Each class is capped at 12 participants with two physiotherapists overseeing. Exercises still need to be done at home.
“We have stations set up that help improve their range of motion and their strength post-op,” Thorsteinson said. “They’re basically going from station to station with a checklist of the exercises that they need to address throughout the program.”
Although Reh-Fit only offers the program for people who’ve had total knee replacements — there are five participants since it opened a week ago — she said the plan is to expand to total hip-replacement patients as well.
Reh-Fit picked total knee replacements as a starting point, Thorsteinson said, simply because the group of patients having the operation was quite large and rehabilitation after such surgery is “super essential.”

The fact private providers such as Reh-Fit are starting to initiate low-cost options is quite heartening, said Jim Hayes of the Manitoba Physiotherapy Association.
One of the major concerns after the WRHA announced in July it was shuttering the bulk of the programming was many patients without insurance would not get the therapy they need because they wouldn’t be able to afford it.
“The fact that it’s taught by a physiotherapist, we believe is important,” Hayes said, not just because they’re there to explain the exercises and make sure they’re done correctly, but also because they provide a “trained eye” on recovering patients.
“It’s not a treatment, but it’s an observation,” he said. “From our vantage point, that’s extremely important because while it’s not a thorough assessment, it is sufficient observation that if a patient post-operatively is experiencing difficulty (the physiotherapist) would trigger further assessment and treatment.”
Outpatient physiotherapy is set to close Friday at Concordia Hospital, Deer Lodge Centre, Grace Hospital, Misericordia Health Centre, St. Boniface Hospital, Seven Oaks General Hospital and Victoria General Hospital.

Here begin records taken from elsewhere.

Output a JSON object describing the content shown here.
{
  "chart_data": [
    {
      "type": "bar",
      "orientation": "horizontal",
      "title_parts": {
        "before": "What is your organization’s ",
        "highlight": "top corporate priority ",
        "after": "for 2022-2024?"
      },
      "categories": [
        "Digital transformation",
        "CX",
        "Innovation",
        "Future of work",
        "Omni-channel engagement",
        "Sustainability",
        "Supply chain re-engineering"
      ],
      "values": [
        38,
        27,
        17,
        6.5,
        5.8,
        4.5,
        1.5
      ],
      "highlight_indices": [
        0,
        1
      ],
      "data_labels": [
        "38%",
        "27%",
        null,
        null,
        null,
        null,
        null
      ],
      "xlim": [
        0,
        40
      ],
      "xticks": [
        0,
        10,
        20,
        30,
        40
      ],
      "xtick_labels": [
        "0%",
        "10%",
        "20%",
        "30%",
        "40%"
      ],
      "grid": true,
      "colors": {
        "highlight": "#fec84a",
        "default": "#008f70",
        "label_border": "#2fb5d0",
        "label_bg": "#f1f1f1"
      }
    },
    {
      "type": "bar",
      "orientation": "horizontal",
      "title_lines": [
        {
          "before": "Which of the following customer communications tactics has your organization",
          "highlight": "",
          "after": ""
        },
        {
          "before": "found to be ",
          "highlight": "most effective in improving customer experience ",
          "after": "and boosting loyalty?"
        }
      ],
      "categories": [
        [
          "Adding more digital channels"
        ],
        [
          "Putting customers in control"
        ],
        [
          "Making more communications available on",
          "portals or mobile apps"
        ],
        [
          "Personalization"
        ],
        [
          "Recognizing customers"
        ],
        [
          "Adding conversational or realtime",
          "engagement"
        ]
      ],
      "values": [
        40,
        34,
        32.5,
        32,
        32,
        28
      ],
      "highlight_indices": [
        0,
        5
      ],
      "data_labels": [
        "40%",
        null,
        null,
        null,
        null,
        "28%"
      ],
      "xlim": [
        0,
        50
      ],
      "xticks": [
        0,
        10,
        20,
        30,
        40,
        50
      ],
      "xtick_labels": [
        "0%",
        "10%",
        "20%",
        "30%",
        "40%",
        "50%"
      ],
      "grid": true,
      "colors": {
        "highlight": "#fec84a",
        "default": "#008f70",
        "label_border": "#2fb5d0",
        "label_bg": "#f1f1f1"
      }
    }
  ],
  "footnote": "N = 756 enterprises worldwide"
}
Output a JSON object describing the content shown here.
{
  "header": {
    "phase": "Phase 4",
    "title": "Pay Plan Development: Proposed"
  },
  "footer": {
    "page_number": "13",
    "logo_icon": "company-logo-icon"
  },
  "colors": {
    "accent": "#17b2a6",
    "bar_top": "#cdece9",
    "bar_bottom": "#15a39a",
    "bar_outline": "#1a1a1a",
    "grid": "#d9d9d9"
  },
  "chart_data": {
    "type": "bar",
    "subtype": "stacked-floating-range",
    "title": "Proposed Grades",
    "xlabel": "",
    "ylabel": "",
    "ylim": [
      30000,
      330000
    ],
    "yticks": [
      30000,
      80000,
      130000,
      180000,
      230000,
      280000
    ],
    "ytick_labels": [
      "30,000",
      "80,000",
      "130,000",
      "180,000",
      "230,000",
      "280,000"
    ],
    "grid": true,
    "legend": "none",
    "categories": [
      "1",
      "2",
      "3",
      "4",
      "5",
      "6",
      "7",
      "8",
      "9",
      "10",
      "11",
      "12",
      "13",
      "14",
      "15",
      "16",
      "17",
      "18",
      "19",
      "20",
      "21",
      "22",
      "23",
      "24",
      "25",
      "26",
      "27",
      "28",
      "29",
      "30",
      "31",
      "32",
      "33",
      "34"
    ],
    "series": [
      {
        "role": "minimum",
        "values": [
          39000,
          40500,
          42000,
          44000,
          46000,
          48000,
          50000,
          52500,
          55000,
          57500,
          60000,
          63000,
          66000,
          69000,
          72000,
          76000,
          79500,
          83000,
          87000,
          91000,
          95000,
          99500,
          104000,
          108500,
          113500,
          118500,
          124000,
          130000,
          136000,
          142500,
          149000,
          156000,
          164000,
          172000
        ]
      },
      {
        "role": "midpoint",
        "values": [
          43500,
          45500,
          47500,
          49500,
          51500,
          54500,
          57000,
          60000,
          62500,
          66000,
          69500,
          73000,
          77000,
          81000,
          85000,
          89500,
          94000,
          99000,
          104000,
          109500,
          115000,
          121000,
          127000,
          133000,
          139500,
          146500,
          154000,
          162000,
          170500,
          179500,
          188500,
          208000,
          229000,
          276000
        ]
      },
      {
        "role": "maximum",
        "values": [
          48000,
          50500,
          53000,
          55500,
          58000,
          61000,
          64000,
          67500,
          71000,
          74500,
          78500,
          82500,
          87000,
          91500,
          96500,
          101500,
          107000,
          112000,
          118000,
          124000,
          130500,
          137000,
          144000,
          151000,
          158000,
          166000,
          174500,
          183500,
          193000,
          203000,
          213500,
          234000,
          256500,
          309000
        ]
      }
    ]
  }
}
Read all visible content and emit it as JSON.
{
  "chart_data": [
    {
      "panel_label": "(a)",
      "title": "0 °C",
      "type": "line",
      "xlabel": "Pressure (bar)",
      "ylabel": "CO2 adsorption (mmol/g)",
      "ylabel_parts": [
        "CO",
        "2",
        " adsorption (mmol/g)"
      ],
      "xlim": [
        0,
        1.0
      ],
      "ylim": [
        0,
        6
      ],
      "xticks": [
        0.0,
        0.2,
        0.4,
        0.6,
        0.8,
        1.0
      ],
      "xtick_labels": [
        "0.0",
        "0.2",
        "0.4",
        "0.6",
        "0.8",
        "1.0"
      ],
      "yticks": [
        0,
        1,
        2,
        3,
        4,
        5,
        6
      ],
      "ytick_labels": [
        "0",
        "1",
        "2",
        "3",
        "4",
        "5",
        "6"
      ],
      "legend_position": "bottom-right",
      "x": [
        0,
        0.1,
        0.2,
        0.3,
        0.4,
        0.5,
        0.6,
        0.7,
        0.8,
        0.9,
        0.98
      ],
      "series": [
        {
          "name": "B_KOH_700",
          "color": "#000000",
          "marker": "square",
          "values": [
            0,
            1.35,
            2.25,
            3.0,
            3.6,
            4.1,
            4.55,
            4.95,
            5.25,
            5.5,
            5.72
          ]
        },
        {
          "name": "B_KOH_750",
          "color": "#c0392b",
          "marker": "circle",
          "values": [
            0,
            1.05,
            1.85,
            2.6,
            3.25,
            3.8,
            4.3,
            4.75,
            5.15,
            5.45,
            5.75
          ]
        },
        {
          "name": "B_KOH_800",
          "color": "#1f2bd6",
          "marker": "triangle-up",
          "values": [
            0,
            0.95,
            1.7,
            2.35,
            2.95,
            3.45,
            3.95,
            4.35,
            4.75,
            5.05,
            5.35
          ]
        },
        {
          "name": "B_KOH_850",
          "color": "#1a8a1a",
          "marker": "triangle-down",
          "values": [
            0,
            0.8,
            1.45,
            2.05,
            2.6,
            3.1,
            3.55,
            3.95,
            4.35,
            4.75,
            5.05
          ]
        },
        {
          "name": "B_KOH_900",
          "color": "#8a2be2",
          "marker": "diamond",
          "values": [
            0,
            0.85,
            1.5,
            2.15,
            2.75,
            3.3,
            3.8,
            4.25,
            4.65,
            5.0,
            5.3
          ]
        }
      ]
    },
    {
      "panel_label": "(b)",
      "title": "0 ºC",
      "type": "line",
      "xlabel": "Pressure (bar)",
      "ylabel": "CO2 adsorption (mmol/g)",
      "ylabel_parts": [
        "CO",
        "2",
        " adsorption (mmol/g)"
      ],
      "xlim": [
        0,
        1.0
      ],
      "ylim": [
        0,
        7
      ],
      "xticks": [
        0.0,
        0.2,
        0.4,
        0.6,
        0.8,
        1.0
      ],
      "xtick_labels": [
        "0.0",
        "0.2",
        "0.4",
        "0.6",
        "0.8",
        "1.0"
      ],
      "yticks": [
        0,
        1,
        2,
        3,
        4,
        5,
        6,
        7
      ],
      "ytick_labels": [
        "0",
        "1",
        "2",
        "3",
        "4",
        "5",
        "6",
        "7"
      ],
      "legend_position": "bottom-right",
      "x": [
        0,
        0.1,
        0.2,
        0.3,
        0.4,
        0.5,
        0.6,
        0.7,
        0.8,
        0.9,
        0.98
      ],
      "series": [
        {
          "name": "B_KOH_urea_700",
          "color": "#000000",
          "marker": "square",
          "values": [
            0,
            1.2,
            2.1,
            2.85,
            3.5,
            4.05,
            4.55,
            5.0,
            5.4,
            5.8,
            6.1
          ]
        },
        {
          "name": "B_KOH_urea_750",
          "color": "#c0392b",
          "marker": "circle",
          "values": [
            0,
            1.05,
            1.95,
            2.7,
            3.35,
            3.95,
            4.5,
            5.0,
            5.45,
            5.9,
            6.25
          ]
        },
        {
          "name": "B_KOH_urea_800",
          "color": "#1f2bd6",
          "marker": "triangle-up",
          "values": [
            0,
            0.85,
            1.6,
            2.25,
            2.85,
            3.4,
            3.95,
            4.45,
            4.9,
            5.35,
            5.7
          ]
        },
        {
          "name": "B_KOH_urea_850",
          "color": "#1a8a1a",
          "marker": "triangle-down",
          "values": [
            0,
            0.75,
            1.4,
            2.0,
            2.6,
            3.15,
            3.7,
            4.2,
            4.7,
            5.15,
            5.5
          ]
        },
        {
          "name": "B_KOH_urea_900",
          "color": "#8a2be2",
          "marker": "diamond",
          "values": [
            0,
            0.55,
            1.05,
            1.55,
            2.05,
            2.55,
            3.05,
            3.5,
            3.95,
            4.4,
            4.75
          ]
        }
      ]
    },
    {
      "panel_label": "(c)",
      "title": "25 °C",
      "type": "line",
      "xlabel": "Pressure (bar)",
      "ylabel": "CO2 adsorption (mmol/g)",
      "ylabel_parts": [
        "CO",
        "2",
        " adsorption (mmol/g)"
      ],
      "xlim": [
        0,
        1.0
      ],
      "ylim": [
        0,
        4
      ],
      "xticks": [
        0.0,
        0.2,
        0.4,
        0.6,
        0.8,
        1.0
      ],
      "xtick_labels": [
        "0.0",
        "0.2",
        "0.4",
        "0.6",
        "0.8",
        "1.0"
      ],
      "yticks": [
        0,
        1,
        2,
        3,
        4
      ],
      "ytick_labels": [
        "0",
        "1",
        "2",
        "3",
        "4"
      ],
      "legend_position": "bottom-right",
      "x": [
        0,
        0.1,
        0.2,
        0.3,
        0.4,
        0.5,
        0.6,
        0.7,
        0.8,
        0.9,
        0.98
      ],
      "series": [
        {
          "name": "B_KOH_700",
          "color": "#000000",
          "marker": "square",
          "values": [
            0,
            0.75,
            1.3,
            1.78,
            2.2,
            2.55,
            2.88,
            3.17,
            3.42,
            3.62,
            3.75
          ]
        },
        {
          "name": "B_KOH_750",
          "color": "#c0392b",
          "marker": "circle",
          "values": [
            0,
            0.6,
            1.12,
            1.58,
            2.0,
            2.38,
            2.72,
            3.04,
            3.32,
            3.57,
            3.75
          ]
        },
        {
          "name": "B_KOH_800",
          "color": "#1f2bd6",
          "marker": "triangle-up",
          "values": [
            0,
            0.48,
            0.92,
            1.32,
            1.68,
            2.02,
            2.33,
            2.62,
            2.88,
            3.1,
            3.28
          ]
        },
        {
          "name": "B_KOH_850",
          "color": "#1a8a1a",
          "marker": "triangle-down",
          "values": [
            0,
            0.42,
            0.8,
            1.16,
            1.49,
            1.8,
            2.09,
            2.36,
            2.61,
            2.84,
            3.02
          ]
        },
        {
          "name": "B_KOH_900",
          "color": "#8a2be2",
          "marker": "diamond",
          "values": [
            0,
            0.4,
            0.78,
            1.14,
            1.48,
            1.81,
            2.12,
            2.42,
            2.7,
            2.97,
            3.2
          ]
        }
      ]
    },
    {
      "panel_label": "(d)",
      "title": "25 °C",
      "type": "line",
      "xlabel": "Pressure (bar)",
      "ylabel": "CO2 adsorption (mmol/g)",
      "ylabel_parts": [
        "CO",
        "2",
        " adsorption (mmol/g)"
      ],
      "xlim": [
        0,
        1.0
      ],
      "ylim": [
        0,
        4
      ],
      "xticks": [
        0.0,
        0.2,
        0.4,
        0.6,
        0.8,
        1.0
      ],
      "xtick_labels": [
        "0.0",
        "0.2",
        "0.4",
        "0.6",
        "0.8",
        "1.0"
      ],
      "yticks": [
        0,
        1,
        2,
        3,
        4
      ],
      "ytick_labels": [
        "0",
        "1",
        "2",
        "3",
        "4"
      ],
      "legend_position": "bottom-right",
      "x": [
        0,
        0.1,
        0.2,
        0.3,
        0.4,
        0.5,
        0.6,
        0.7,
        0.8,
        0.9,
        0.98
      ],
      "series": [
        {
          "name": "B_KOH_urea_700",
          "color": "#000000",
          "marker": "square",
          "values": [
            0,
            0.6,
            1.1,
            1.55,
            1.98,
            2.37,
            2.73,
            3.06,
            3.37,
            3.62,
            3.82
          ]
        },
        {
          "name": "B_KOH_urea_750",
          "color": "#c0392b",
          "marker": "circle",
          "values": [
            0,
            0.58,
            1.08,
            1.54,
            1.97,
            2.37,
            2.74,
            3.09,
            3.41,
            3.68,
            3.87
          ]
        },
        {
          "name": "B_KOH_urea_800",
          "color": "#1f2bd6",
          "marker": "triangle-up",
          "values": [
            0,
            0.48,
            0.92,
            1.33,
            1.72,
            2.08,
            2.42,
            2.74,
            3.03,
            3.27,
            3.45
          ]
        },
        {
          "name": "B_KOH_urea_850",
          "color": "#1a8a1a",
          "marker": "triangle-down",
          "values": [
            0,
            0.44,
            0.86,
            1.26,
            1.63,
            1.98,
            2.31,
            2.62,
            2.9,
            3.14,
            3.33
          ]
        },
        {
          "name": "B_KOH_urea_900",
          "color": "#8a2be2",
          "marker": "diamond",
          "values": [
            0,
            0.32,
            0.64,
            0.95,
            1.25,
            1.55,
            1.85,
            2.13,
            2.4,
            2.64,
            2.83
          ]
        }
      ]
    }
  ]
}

Smaller, consolidated services are scheduled to begin Nov. 27 at Health Sciences Centre, where patients will be admitted to the program if they meet clinical criteria outlined by the health authority last month. Those who don’t meet the criteria will be referred out to private physiotherapists.
The majority of the outpatient physiotherapists will lose their jobs, while a dozen or so will be kept to staff the HSC program.